Growers were offered taste tests of the cultivars, which have been in trials for 10-12 years, at the National Fieldays in Hamilton last week but Zespri is guarded about their release in the marketplace.
Zespri would not say when the product would be taken to market if it proved commercially viable.
The cultivars were in pre-commercial trials on small blocks around New Zealand.
Zespri China GM Simon Limmer said the two cultivars had not been commercialised yet but the outlook was bright.
"New varieties are big drivers of growth and the red kiwifruit in particular have significant consumer demand. We know there is an opportunity to position it in the market.
"It is going to be a real game changer for us in terms of a clearly differentiating the product in the way it looks, tastes and its health attributes. All of those qualities drive consumer demand and attracts new consumers."
Zespri and the government have invested more than $15 million over the past three years into the kiwifruit breeding project overseen by Plant and Food Research. It has more than 100,000 cultivars in a nationwide evaluation programme.
It takes between 10-14 years to get a cultivar to the point where it was commercially viable, he said.
"Obviously its consumer acceptance but you have all the growing attributes as well like yield, size, storage, costs of growing products and the big one of late, Psa susceptibility."
The risk of commercialising too early could have significant impacts on growers, he said.
"It would be a big investment for individual growers if they changed to a new variety as it will take them several years to get up to full production.
"We are very enthused about the opportunity, especially with the reds, but we have got to get it right before we take that big step."

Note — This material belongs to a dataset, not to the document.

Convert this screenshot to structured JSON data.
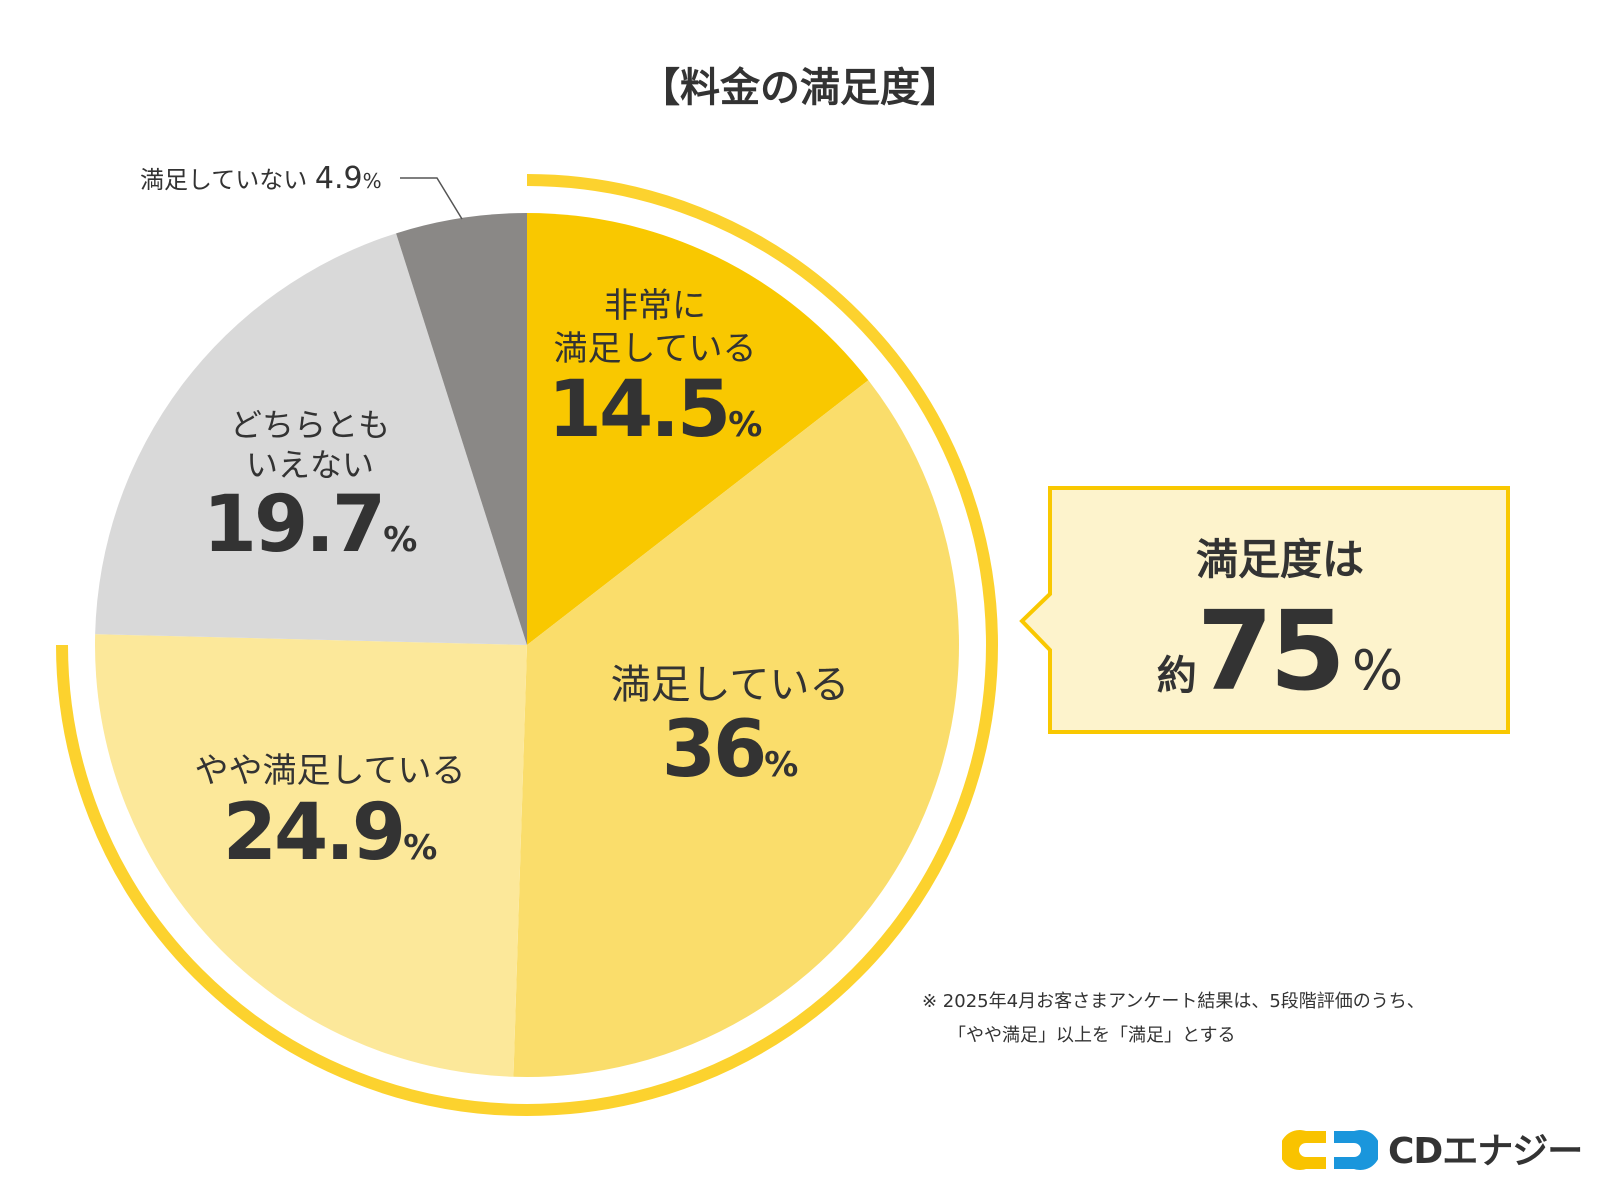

Zespri's market assessment suggested red kiwifruit could potentially fetch the same prices as gold per tray but while volumes were low they might achieve a premium, he said.
There were reds in marketplace around the world, but Mr Limmer said Zespri did not believe those varieties were commercially viable.

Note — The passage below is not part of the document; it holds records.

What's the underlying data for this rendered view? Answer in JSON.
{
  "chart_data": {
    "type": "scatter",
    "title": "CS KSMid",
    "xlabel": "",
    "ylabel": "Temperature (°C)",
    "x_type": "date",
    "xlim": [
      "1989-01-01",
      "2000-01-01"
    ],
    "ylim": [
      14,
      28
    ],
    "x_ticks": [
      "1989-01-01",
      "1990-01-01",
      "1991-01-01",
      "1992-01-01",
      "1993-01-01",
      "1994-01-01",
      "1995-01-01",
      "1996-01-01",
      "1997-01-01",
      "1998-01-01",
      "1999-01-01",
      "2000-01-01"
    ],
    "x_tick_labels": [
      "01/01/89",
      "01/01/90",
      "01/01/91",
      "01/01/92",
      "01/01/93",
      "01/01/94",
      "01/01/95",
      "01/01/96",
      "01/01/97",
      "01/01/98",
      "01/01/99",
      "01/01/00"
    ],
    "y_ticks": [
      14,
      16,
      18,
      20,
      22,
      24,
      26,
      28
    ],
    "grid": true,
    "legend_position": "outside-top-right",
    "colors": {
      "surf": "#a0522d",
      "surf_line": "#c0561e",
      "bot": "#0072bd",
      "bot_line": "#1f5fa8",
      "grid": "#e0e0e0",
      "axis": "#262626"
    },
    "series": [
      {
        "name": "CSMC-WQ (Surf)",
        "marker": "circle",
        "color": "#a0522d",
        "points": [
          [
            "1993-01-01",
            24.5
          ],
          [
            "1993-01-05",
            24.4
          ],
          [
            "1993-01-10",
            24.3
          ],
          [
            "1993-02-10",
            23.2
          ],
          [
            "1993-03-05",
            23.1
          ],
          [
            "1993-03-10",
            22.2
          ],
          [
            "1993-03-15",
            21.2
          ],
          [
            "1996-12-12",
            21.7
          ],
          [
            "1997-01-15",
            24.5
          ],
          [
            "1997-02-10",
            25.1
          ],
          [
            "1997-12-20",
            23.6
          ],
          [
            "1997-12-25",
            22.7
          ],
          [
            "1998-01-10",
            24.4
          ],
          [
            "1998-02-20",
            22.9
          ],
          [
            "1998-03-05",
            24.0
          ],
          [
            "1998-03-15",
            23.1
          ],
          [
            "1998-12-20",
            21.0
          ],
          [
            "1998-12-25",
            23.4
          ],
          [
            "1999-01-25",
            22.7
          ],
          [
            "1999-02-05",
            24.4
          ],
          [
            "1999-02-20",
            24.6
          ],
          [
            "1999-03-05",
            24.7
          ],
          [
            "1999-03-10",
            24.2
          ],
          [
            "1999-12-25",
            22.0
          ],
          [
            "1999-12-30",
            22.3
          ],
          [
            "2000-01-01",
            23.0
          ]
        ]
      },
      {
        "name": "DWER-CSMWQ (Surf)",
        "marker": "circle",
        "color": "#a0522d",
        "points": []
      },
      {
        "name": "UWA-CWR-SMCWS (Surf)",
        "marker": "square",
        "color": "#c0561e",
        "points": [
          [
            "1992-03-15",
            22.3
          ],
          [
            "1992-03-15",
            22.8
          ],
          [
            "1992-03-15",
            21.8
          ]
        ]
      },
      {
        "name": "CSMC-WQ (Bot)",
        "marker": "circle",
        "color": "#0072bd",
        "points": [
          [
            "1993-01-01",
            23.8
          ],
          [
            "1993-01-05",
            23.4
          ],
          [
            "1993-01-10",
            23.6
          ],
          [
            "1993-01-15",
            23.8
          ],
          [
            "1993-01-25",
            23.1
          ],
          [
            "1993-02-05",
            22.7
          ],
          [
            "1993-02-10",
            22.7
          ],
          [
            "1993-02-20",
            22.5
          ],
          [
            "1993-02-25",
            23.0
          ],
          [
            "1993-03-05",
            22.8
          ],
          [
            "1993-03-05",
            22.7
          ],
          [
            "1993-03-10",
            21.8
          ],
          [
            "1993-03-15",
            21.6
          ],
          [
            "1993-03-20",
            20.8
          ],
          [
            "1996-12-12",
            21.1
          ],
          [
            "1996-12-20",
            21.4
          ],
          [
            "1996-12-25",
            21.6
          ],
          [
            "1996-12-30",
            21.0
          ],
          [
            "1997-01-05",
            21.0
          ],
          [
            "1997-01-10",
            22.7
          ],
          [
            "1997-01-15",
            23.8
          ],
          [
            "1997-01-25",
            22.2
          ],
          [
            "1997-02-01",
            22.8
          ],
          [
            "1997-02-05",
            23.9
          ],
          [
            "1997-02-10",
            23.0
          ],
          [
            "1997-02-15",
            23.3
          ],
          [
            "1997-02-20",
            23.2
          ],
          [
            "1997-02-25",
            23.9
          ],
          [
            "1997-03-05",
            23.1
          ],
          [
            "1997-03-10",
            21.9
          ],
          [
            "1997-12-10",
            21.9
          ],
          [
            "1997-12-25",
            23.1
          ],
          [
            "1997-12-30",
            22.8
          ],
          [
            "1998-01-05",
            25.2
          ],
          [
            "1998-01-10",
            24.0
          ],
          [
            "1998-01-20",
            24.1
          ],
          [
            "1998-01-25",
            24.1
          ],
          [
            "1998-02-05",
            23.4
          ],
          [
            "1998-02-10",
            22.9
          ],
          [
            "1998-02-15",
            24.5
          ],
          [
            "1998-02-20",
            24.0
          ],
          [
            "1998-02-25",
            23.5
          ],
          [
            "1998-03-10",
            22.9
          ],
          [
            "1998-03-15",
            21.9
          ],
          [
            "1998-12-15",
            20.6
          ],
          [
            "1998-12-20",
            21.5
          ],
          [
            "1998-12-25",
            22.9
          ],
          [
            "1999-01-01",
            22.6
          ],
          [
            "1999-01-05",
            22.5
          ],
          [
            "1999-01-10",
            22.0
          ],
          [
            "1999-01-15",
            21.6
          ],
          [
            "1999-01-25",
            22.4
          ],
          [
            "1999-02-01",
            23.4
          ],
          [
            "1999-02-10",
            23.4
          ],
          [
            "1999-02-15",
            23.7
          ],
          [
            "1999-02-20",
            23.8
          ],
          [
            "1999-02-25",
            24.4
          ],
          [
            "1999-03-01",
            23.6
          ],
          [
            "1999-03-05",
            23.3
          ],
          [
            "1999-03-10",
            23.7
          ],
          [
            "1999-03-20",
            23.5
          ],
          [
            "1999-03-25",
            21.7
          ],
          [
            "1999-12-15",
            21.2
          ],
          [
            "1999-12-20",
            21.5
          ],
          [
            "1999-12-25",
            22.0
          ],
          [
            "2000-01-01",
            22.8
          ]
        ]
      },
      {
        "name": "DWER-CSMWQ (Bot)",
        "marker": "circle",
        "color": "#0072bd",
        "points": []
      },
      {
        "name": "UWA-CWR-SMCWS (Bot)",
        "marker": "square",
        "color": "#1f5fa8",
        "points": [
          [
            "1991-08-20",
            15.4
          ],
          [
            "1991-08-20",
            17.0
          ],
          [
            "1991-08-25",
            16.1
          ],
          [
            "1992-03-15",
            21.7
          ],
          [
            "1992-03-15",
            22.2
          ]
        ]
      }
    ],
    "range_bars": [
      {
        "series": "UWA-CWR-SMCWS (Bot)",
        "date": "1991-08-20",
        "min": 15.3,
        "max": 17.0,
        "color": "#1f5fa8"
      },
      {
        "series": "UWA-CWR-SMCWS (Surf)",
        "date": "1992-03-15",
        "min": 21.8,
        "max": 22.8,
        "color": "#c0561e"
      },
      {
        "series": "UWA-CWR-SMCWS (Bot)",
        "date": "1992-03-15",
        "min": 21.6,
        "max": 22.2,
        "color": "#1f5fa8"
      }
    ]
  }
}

New Zealand Kiwifruit Growers Inc president Neil Treblico said any new fruit would create interest.
"We have seen that happen with the Hort 16 A variety (gold). It developed a whole new kiwifruit category that was extremely successful so we would hope any new entrant like a red would add excitement. But the key here is going to be that it ticks all the boxes from the orchard to the consumer.
"These days any new variety needs to be tolerant of Psa and any new green has to be better than the existing green to make it worth changing across."
Mr Treblico said it was too early to say what decision Zespri would make about commercialisation.
"Growers are very innovative ... and want to plant, grow and see it sold. We have got to make sure the variety we have got is good."